The open door theory of change
This has been a year of endings and transitions for me. I’ve wound up my business, after 18 years of big-idea-strategising, writing-deadline-wrangling, and new-biz-hustling. My oldest son is about to finish his first degree, my youngest is packing for a semester overseas. And my husband has just finished a 35-year run with his own company.
This is a time of profound change – and not just for me, but for many others I speak with.
Which is why Gretchen Rubin’s article for The Atlantic really resonated with me.
Writing on an inevitable parenting rite of passage, Gretchen invites us to rethink the concept of ‘empty nest’.
Instead, let’s call it the open door.
An open door turns any sense of loss into possibility. It’s both hospitable – yes, our kids are always welcome to return – and liberating. It’s an invitation to explore what’s next, on the other side of the school run.
There’s nothing empty about a life with so much possibility.
In that sense, the open door is more than a parenting milestone. You may not have kids, or if you do they might be a long way from semi-independent. But could you still open a new door – and reinvent the way you work? Or maybe even reinvent your life?
Start with closure
Let me be clear: an open door mindset does not mean saying yes to everything.
In fact, it’s the opposite. Because you will most likely need to first close one door first, before you open another.
As Atomic Habits author James Clear wrote, “When you say no, you are only saying no to one option. When you say yes, you are saying no to every other option.”
We say yes to many things we really don’t want to do. But when we do, we turn away from the threshold to more meaningful experiences, more growth, more joy.
To open the door to something new, what will you close first? What, in your work or your life, is no longer serving you? Start by checking for energy vampires – the clients who are overly needy or demanding, or the projects that fill you with dread and suck the life out of you.

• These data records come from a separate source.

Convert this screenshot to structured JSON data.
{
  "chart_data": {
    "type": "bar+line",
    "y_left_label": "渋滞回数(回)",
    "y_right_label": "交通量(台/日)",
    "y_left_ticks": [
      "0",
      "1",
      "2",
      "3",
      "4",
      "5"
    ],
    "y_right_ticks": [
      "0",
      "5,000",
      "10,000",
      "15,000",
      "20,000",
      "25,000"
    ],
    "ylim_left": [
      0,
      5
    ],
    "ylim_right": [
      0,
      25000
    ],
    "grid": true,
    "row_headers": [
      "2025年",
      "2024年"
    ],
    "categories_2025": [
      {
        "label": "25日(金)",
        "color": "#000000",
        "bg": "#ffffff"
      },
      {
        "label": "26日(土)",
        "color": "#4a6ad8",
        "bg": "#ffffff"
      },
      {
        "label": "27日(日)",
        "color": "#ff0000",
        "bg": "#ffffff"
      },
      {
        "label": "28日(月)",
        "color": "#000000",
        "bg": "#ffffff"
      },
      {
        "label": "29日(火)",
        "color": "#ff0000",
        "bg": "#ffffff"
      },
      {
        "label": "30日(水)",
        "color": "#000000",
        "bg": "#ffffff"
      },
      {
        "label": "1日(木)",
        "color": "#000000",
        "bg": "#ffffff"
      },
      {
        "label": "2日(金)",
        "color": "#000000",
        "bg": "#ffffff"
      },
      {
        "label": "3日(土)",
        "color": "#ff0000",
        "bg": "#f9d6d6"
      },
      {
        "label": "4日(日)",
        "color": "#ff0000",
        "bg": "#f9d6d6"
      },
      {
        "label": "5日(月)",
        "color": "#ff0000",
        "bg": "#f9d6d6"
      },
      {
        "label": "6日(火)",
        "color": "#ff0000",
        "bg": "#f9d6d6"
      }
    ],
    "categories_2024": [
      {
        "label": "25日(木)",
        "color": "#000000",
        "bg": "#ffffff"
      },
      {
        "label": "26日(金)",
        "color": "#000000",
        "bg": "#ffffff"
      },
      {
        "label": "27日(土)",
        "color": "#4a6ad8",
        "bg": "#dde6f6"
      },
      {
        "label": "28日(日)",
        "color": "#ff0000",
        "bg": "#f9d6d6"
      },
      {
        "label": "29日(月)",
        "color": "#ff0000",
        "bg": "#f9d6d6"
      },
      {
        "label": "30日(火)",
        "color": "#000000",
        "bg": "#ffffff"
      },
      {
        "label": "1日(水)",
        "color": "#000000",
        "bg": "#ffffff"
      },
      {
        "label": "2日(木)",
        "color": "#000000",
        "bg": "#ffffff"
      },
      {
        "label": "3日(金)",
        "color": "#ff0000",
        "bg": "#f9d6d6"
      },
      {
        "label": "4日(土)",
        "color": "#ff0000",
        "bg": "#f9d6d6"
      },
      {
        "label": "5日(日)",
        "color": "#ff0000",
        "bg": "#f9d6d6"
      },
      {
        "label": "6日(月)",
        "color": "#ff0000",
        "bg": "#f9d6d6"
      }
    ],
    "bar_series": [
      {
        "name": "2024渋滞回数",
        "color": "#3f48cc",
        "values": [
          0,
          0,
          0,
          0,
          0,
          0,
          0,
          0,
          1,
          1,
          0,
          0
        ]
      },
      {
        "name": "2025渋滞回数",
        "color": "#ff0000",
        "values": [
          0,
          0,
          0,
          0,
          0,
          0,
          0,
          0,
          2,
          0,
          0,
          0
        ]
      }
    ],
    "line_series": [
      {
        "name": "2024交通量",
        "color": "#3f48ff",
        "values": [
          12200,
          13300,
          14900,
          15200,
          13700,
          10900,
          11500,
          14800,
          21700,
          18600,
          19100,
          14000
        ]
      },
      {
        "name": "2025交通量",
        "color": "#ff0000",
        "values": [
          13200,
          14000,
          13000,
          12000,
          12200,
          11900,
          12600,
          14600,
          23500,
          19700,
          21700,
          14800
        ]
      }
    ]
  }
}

In Beyond Solo, I explored how setting boundaries – knowing when and how to say no – could become a sort of superpower. That discipline is even more important when you change course, from established comfort-zone work to a new venture. It’s too easy to undervalue the skills and expertise you bring to new ways of working, and do that work on spec because you want to test and learn.
It's also all too tempting for some people in your circles to tap you for advice or guidance now you ‘have time.’ Before long, you find you’re giving that time away for free.
By starting with closure – being clear about what you’re moving away from – you can be intentional about where you spend your time next. If you’ve freed time for what matters, use it where it’s valued.
This is conscious closure, and it lets you move on without regrets. Just as reframing an empty nest as an open door helps you look forward to the future, rather than wallowing in what was.
The courage to choose
Research proves the old saying that fortune favours the bold. Companies that emerge stronger from successive recessions are led by those who made brave decisions – not those who freeze in fear or wait for uncertainty to play out.
I took decisive action because I knew the status quo was no longer an option. It was also an unexpected choice – who closes a business when it’s still financially solvent? I have to thank my mum for filling me with absolute certainty that this was the right move.
When my mum was the age I am now, she lost her life to an aggressive cancer. She also lost her business that same year. I cannot tell you whether the financial stress of running a small business was a contributing factor to her illness.
I just know I don’t want to share her fate.
It takes courage to make hard decisions. But when the outcome is unknown, all we can do is control the process – and accept the eventual consequences of our choice. For me, those consequences were deeply personal.
Which door will you choose?
At 18, my business had come of age. But it was time for me to leave the nest. I choose to open the door to ‘hell yeah’ opportunities that excite and energise me.
I choose life.
So what door will you choose to open in the next year? And which ones will you close?